Mon Aug 17 14:37:09 BST 2009

Hi,

I'm in the process of updating osmdoc.com after several people have
reminded me that the data is a bit....old :)
The following explanations are rather technical and Java centric but
the underlying problem should be language independent.

Previously I used several Map/Reduce jobs running on Hadoop. That took
two days and multiple steps and is very complicated. I decided to
rewrite this import process. My goals are that it could be a "fire and
forget" thing. I just want to start the process and get the results.
The second goal ist that it should finish in under a week :)

I'm currently parsing the planet.osm file using StAX and I'm building
several Maps in memory. One is linking a key (e.g. "amenity") to an
array of integers representing the current counts for changesets,
nodes, relations, ways and distinct values. Another one links values
(e.g. "pub") to an array of integers and so on. With several hundreds
of millions of tags these maps grow to large for my RAM very fast. I'm
looking for ideas on how to solve this problem and how to process this
data in a performant way.

Things I've tried already:
- I've used EHcache with eviction of elements to a backing DiskStore.
While this works flawlessly EHcache keeps an index of the DiskStore in
memory and eventually this index becomes to large for my memory, too
:) There is no option to disable this feature (I know that this is
done for performance reasons but that is not as important in this
case). From the documentation I gathered that OScache does this the
same way so I didn't bother trying.

- At the moment I'm testing JBoss Cache and with "Cache Passivation"
JBoss Cache seems to have the feature I need. Unfortunately there are
problems here as well that have to do with the way elements are
evicted (i.e. passivated) and loaded (i.e. activated) from the backing
store using threads. Another possiblilty is that I'm just not doing it
right ;-). So if there is a JBoss Cache expert in the room please
stand up! JBoss Cache seems like overkill for this job.

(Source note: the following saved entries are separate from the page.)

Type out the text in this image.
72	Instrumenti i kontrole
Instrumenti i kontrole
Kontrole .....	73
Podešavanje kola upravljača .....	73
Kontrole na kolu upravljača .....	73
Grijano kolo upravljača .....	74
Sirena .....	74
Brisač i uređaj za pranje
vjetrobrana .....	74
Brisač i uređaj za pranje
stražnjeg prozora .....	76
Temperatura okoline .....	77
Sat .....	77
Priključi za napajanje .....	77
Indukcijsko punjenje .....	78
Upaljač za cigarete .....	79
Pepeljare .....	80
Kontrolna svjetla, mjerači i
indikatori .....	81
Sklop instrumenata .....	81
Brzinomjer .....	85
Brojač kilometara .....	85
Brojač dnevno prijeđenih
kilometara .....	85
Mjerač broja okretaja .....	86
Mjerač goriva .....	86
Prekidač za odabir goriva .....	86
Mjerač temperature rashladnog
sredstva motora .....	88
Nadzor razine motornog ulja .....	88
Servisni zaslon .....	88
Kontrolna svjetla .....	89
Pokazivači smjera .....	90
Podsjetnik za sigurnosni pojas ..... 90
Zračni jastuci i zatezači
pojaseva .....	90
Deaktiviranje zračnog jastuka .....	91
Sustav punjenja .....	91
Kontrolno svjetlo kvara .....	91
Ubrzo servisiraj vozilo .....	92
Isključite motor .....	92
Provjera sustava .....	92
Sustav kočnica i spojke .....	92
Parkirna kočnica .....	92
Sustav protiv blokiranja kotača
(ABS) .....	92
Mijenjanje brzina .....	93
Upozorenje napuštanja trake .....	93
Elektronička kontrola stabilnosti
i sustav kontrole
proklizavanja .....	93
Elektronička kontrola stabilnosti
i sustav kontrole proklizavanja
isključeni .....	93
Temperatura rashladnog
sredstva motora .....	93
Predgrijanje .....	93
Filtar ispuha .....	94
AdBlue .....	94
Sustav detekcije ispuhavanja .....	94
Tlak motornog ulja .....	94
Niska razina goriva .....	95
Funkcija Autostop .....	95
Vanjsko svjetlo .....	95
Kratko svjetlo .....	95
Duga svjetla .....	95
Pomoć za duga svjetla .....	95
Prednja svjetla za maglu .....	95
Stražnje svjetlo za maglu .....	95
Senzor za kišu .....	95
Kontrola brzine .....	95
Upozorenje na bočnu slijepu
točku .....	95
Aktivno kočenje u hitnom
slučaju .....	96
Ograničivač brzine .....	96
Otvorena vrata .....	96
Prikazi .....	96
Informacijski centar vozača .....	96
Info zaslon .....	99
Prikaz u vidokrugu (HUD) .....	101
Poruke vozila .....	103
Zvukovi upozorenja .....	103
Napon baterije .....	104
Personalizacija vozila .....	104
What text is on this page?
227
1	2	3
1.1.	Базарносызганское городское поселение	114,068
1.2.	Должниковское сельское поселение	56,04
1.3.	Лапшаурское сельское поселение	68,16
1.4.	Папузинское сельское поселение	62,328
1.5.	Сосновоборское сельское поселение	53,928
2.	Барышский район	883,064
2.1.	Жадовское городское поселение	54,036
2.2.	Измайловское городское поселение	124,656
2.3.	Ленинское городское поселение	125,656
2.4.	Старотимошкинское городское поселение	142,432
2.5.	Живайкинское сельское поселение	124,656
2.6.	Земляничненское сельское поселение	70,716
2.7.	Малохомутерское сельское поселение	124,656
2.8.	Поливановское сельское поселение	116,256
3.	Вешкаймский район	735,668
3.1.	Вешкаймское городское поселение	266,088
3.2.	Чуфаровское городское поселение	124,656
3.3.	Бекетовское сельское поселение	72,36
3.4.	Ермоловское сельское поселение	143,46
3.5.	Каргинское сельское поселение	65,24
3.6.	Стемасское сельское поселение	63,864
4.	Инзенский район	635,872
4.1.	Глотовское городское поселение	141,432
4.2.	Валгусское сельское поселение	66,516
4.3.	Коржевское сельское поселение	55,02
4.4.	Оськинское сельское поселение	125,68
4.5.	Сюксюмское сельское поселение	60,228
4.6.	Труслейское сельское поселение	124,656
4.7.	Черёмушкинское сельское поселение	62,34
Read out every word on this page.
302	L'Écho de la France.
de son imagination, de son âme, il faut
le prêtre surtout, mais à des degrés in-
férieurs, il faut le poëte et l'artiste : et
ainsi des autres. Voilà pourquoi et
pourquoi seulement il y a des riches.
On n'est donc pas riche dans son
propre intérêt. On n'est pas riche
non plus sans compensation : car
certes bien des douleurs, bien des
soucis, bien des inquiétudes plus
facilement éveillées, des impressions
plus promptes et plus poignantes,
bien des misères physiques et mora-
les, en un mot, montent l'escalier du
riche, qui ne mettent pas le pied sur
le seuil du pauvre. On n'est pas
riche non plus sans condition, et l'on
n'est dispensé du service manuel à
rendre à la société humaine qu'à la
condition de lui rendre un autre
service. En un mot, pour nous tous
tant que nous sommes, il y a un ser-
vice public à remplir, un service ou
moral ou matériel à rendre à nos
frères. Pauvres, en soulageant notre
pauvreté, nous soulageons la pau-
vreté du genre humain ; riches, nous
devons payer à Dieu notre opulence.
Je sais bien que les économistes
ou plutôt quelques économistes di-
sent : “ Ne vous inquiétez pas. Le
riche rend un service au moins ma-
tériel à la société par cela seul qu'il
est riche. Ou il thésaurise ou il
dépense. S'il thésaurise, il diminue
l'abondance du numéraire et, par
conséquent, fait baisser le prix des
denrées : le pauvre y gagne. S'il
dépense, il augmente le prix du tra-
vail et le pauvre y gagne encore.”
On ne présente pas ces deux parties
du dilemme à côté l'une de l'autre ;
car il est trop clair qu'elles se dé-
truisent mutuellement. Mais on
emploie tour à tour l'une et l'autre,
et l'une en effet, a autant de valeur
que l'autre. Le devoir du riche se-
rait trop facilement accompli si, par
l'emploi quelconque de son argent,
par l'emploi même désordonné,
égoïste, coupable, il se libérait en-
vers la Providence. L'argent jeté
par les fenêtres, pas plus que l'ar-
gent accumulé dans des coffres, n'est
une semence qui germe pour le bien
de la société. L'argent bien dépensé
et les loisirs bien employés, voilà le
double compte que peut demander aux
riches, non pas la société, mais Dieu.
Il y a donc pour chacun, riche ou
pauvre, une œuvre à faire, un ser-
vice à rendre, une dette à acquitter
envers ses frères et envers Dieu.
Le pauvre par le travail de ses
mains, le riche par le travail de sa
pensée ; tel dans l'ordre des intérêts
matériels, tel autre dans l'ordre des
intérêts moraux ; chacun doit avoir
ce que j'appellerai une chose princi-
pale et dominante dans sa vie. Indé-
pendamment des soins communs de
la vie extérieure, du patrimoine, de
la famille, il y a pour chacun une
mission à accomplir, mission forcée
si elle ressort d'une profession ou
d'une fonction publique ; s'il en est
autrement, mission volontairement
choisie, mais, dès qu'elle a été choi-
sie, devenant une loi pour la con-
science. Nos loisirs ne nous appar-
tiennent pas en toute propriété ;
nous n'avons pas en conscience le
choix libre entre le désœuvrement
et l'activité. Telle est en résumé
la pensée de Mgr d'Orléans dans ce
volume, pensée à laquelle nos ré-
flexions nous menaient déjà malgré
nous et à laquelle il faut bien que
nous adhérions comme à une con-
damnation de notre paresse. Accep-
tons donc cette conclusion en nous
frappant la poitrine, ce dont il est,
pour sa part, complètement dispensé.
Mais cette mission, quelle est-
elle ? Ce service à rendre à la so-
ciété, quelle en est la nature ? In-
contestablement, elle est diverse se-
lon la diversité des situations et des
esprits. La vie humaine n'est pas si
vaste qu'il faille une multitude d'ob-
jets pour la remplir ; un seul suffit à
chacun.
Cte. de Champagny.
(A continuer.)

- The very first thing I tried was just writing everything directly to
the database as soon as something doesn't fit into memory any more but
the performance was just horrible (using PostgreSQL) and it would have
taken days to long to process a single planet.osm.

So what I'm looking for is a simple (I really don't want to have to
setup another Hadoop cluster) but still reasonably performant way to
process the planet.osm to aggregate the needed data in a suitable
format for importing it into a relational database. Any ideas or input
are welcome and if anyone wants the source code for what I've done so
far please email me directly. At the moment I'm stuck and lacking any
ideas :(

Cheers,
Lars